Constructed c. 1850, this Gothic Revival house in Farmingdale, Maine, has many identifying features common in the style: a symmetrical facade, steeply pitched gable, and lancet windows in the front gable. Besides its architectural significance, the home is also historically significant as the home of Dr. Gertrude Heath. Gertrude Emma Heath (1859-1935) was born in Gardiner, Maine in January 1859. When Gertrude was just three years old, after the American Civil War began, her father died in battle at Fredericksburg, leaving his widow Sarah to run the family affairs. She excelled in school and received her early education in the public schools of Gardiner, afterward attending Hahnemann Medical College at Chicago, Illinois, taking special courses. She graduated from this institution in 1883 with the degree of Doctor of Medicine, and began medical practice in Chicago in 1884, moving back home within that year. Soon after returning to Maine, she accepted a position at the Maine State Hospital, at Augusta, where she specialized in eye and ear conditions.
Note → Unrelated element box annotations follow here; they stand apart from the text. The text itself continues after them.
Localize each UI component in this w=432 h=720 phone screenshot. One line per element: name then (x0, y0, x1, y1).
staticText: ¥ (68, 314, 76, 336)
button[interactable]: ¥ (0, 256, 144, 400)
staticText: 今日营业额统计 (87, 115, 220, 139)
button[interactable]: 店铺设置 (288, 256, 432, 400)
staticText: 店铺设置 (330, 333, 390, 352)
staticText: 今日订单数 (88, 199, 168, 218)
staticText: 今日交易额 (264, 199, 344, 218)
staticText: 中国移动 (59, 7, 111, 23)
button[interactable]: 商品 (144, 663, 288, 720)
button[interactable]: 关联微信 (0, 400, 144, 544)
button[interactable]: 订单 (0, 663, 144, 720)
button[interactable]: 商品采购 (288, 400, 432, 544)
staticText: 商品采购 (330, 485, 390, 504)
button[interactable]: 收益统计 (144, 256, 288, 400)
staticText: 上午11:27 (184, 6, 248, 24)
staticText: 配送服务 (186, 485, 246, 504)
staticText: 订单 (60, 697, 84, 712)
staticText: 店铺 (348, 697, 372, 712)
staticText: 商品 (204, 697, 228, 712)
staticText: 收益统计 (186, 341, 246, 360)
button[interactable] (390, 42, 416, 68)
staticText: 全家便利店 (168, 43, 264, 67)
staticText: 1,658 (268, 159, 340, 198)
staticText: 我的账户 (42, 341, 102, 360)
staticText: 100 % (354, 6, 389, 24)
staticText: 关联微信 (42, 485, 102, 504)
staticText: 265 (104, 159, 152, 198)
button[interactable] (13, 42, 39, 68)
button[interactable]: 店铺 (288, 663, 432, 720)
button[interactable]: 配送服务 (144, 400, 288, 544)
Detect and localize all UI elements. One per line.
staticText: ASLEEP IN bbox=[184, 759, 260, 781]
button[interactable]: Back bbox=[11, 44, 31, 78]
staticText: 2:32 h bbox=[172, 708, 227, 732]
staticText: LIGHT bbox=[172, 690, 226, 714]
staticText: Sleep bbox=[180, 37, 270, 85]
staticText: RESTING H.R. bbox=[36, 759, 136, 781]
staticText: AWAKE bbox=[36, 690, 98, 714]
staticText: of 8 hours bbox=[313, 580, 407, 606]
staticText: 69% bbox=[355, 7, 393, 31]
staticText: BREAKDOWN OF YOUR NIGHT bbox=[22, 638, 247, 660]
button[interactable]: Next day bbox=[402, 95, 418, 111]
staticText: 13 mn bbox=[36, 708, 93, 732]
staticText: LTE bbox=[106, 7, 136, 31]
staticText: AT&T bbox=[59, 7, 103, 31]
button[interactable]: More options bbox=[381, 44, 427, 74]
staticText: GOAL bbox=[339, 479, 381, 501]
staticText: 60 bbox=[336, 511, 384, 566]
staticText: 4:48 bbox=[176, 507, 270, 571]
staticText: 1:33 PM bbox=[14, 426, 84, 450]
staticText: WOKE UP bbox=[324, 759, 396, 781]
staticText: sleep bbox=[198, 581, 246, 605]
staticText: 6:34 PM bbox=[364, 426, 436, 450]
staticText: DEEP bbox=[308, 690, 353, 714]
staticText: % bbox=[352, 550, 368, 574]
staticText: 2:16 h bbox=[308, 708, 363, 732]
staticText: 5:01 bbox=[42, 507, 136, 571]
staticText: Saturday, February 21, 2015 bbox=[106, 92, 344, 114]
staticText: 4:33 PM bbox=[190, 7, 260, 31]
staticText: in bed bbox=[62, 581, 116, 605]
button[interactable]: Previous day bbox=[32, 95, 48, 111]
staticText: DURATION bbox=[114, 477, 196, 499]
It is amazing learning stories about such strong women, when at the time, women medical practitioners were almost unheard of and women were decades away from earning the right to vote.

Susie King Taylor House // c.1874

The rowhouse at 23 Holyoke Street in the South End neighborhood of Boston is an excellent architectural specimen, but is best known for one of its residents, Susie King Taylor. Susie King Taylor (1848-1912) was born into slavery near Savannah, Georgia; and despite Georgia’s harsh laws against the formal education the enslaved, she attended two secret schools taught by black women. She became free at the age of 14 when she escaped onto a Union-owned boat off the coast of the then Confederate occupied Fort Pulaski on the islands off the coast of South Carolina. She soon attached herself to the First South Carolina Volunteers, the first black regiment in the US Army. She served under the Union Army in various capacities: officially as a “laundress” but in reality a nurse, caretaker, educator, and showcased such strength and courage as a young woman. Eventually, Taylor married Sergeant Edward King in 1862, and together they remained with the unit until it was mustered out of service in 1866. It is likely at that time that she met Harriet Tubman, who served as a nurse, scout, and spy for the 1st South Carolina Volunteers. Postwar, the Kings moved to Savannah, Georgia. She hoped to continue her teaching career and opened a private school for the children of freedmen. Unfortunately, her husband died the same year, and a public school opening caused her private school to fail. By 1868, Taylor was forced to find work as a domestic servant. She moved to Boston in 1872 where she married Russell Taylor in 1879. She devoted much of the rest of her life to work with the Woman’s Relief Corps, a national organization for female Civil War veterans. She lived at this home on Holyoke for much of her time in Boston, likely re-connecting with her old friend Harriet Tubman when she lived on the street.